History of Africa by Kevin Shillington

History of Africa by Kevin Shillington

Author:Kevin Shillington
Language: eng
Format: epub, pdf
Publisher: Macmillan Education UK


African political thought in west Africa

More significant in terms of African political thought in this period was Edward Wilmot Blyden, a Liberian settler, born in 1832 of free parents in the slave society of the Caribbean Virgin Islands. Having been refused entry to an American university in 1850, he took ship to newly independent Liberia, the African American republic on the west African coast. There, as a school and university teacher, a prolific writer and the editor of The Liberia Herald, Blyden became the most influential African intellectual of his generation. His writings showed great pride in the African empires of the past, but like many of his African Christian contemporaries, Blyden believed that what Africa now needed was a new ‘civilising mission’. This sounded a lot like the white paternalistic ACS, of which he was a great admirer. Unlike the ACS, however, Blyden’s civilising mission – spreading the enlightenment of western knowledge and ideas – was to be brought to Africa by westernised black people like himself. In effect, he believed that the republic of Liberia, or something very like it, should be extended all along the west African coast. In these ideas, one can see the first traces of a new African ‘nationalism’ – distinct from indigenous African authority and independent of white control. It was also one of the earliest expositions of Pan-Africanism being applied to west Africa. Like many of his contemporaries in the 1850s and 60s, however, Blyden had a misplaced faith in British imperialism as a benevolent source of enlightenment in Africa.

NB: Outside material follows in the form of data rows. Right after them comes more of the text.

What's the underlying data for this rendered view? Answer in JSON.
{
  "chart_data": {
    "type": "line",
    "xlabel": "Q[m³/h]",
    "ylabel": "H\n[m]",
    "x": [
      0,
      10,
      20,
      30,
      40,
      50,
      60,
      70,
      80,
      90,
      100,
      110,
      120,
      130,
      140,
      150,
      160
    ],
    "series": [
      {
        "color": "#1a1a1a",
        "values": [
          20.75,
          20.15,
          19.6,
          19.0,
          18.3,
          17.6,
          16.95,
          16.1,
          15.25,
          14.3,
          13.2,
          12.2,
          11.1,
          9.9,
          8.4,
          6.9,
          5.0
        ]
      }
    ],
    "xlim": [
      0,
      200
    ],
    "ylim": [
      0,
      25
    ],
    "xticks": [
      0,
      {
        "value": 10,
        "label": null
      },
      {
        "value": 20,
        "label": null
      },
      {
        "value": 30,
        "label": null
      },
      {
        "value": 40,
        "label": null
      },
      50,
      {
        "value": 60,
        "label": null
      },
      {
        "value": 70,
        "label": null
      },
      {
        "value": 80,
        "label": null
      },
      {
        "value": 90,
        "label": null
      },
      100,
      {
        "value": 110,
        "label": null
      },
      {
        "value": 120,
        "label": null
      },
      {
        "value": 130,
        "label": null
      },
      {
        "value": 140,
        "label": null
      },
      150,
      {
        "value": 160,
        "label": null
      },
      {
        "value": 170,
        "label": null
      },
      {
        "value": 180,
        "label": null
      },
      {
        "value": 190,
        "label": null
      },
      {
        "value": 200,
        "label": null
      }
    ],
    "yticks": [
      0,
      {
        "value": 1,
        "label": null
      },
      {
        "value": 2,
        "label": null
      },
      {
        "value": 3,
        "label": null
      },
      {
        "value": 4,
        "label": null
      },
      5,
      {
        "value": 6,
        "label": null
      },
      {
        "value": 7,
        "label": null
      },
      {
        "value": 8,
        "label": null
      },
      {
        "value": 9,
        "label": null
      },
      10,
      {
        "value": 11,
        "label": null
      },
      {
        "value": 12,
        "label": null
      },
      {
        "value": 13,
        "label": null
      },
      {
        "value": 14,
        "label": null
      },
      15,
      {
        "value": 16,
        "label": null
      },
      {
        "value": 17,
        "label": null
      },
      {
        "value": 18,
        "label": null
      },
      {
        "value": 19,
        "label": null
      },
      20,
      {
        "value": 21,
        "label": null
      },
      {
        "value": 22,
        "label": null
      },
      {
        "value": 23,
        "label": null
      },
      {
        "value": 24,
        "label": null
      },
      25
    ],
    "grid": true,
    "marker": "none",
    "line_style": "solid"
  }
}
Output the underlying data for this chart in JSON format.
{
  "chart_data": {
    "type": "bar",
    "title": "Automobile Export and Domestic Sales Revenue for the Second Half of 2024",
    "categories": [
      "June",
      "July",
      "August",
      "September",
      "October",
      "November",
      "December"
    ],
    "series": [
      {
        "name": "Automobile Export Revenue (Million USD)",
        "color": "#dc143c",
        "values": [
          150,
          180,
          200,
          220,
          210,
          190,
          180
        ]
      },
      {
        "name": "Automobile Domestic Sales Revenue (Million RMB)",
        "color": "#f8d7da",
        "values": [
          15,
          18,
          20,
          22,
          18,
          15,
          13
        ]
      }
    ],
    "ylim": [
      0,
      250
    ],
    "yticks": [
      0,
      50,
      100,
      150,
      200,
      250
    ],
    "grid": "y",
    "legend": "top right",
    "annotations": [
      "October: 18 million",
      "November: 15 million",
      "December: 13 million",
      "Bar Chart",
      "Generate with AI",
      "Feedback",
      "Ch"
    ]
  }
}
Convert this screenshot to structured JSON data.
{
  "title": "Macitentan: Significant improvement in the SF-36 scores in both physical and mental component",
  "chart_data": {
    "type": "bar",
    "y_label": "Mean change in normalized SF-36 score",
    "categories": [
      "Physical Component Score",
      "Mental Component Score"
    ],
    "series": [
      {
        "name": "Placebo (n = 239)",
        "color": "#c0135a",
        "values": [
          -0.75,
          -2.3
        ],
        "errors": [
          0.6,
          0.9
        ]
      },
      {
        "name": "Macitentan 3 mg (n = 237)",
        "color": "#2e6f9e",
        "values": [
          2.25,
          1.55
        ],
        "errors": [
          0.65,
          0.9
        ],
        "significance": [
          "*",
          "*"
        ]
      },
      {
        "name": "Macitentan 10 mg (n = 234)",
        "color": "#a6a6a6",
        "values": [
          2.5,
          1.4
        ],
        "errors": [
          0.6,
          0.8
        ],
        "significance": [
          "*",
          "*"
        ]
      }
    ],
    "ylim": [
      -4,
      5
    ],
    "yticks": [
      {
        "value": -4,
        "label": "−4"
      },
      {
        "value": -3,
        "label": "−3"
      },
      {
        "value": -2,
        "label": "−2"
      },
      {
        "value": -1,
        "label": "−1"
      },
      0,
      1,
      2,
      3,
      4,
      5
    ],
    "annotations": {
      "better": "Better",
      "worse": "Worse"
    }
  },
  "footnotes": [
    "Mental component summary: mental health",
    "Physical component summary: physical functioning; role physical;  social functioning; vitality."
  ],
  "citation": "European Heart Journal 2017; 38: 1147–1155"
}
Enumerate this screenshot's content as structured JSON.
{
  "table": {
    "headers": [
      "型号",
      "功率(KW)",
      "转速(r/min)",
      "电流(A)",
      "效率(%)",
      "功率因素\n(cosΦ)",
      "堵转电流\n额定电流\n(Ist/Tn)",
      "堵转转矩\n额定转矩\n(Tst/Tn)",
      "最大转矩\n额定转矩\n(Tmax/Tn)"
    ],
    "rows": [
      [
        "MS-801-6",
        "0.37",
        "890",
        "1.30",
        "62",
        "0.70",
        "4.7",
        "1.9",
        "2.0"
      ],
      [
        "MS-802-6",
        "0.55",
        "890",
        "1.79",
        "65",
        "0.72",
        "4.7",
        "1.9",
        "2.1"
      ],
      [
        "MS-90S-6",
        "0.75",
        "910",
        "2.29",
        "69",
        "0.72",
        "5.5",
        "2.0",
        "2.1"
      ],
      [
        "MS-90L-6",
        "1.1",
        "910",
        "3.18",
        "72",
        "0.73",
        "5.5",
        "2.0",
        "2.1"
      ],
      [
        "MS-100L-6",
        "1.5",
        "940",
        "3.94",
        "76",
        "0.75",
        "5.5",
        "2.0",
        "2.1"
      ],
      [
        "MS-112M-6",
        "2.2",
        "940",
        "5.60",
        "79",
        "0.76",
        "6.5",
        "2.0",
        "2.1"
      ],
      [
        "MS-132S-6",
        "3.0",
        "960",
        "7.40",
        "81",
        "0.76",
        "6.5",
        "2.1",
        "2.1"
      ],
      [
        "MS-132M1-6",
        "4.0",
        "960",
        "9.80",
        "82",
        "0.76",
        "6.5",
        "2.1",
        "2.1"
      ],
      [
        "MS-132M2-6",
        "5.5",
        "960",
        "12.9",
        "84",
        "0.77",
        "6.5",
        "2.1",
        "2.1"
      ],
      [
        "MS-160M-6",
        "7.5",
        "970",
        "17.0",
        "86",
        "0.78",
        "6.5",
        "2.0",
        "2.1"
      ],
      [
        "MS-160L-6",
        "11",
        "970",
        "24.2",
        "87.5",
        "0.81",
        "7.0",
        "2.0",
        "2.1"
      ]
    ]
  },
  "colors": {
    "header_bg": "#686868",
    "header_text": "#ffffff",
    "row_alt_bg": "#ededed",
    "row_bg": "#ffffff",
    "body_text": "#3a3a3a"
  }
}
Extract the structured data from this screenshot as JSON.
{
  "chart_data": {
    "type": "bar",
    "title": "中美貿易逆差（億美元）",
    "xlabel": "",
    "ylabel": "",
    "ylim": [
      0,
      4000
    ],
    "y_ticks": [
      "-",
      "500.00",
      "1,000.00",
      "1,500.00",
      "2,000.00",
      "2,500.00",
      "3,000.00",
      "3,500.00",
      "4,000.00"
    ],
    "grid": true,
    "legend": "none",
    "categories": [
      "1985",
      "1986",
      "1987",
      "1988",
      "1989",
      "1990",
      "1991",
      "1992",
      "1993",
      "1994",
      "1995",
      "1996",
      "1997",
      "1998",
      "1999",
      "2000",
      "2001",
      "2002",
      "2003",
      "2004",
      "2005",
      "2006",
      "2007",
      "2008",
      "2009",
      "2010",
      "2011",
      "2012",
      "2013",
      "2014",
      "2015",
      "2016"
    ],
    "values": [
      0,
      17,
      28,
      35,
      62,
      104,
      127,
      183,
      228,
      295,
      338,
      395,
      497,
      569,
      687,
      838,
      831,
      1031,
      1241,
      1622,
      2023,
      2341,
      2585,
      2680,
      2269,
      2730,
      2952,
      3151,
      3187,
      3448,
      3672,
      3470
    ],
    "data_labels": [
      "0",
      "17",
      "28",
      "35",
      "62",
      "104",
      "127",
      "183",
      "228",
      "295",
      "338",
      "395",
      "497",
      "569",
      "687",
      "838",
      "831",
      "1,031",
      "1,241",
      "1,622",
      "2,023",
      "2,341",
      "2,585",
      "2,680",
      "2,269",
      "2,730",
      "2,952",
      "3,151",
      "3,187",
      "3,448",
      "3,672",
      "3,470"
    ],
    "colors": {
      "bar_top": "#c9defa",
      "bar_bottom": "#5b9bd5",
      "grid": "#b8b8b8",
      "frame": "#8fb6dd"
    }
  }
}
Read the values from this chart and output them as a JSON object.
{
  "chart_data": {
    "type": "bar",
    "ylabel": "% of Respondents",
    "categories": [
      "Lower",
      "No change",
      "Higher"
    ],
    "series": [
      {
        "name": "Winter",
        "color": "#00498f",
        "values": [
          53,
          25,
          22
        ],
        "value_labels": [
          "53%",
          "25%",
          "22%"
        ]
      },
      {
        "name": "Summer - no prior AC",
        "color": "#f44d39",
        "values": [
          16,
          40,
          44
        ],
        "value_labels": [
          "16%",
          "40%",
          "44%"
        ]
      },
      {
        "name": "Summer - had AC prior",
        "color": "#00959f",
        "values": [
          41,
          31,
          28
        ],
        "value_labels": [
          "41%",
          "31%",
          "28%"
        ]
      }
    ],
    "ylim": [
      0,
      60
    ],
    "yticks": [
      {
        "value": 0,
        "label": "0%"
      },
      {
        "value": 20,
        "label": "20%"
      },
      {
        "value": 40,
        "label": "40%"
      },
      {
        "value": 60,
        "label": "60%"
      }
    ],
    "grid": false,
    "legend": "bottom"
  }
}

Figure 18.2 Bishop Samuel Ajayi Crowther (c.1806–91). Ajayi, an enslaved Yoruba from southwestern Nigeria, was ‘liberated’ from a Portuguese slaving vessel off Lagos in 1821 by a ship of the British West Africa Squadron that transported him to Sierra Leone. One of the first students of Fourah Bay College, he converted to Christianity, taking the names Samuel Crowther after a CMS benefactor. He was ordained in the Anglican faith and was a founding member of the CMS mission to southern Nigeria in 1845. Ajayi Crowther was consecrated bishop of the Niger Mission in 1864. He published numerous influential books in English and translated the Bible into Yoruba. Unattributed engraving in Missionary Heroes of Africa.